La vida, ese brevísimo lapso que media del nacimiento a la muerte, se equipara con una hebra de hilo. Ese delicado componente, que le ha permitido al hombre cubrir su desnudez, simboliza con propiedad la vida humana. El hilo de la madeja se desenvuelve lenta y continua en la rueca para tejer la tela, es frágil, se rompe con facilidad y tiene una extensión limitada que finalmente se acaba, todo ello como la existencia humana.
En la mitología griega, las Moiras eran las divinidades que determinaban el destino y la vida del hombre. Eran hilanderas (klothes) que desenvolvían, medían, tejían y cortaban el hilo de la existencia. Eran tres, cada una con una misión determinada, pero actuaban como una unidad: Cloto, la tejedora, que iba desenvolviendo el hilo de la rueca y tejiendo el destino humano desde el nacimiento nacía hasta la muerte. Láquesis, que establecía la extensión del hilo con su vara de medir y Átropos, la ineludible, encargada de cortar el hilo de la vida cuando éste llegaba a su punto final.
Sobre esta última deidad existe una bonita fábula. Cuenta una antigua leyenda rusa que un día, muy temprano, un tendero del mercado de una ciudad de Uzbequistán, cuando comenzaba a ordenar sus mercancías en el puesto de venta que le estaba asignado, notó que una extraña mujer, a quien nunca había visto, lo miraba fija y detalladamente. Presintiendo que era la muerte que lo acechaba, recogió sus bártulos, los remató lo mejor que pudo y se marchó a Samarcanda, ciudad situada a un centenar de kilómetros de allí. Llegó anocheciendo a su nuevo destino y su sorpresa fue mayúscula cuando se topó de nuevo con la misma mujer. Al recriminarle con enojo su despiadado acoso, aquella mujer, que efectivamente era la muerte, le respondió que no había tal cosa, que la razón por la cual lo había mirado intensamente esa misma mañana en la otra ciudad, donde nada podía hacer, fue producto de su gran desconcierto, porque sus instrucciones eran buscarlo ese mismo día ahí, en Samarcanda, para cumplir su misión.

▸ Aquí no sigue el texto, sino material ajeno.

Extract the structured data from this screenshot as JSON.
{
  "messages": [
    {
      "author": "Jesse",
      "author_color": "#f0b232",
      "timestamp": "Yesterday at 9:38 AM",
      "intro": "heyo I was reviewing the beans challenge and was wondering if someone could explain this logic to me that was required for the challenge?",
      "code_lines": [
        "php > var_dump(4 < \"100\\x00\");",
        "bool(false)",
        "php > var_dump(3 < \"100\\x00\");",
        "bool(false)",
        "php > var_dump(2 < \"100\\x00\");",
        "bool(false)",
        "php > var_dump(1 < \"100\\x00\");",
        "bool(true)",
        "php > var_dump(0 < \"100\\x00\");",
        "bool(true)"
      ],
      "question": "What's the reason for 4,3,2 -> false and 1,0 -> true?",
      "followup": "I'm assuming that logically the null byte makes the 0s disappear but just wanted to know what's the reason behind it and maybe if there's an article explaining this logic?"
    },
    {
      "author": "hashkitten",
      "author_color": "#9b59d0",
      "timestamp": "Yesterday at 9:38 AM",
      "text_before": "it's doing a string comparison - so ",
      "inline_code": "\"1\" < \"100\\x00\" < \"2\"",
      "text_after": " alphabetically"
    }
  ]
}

La muerte, inevitable, es el hecho más radical y definitivo de la existencia humana. El hombre es el único ser viviente conocido que tiene plena conciencia de ella. Siendo tan natural como nacer, sin embargo, ¡cuánta incertidumbre y miedo nos infunde! Y es que la muerte es una incógnita. Sabemos que ella es el final de todo lo conocido, pero ignoramos si es el umbral de algo existente más allá de la misma. Esa duda, esa terrible incertidumbre, con la que el escepticismo nos amarga y la fe y la esperanza nos confortan, produce una enorme angustia existencial; la misma que hostigó al príncipe Hamlet y la que ha atormentado a muchos hombres en los peores días de sus vidas cuando, impulsados por la desesperación, se han visto tentados a poner fin a sus desdichas por sus propios medios.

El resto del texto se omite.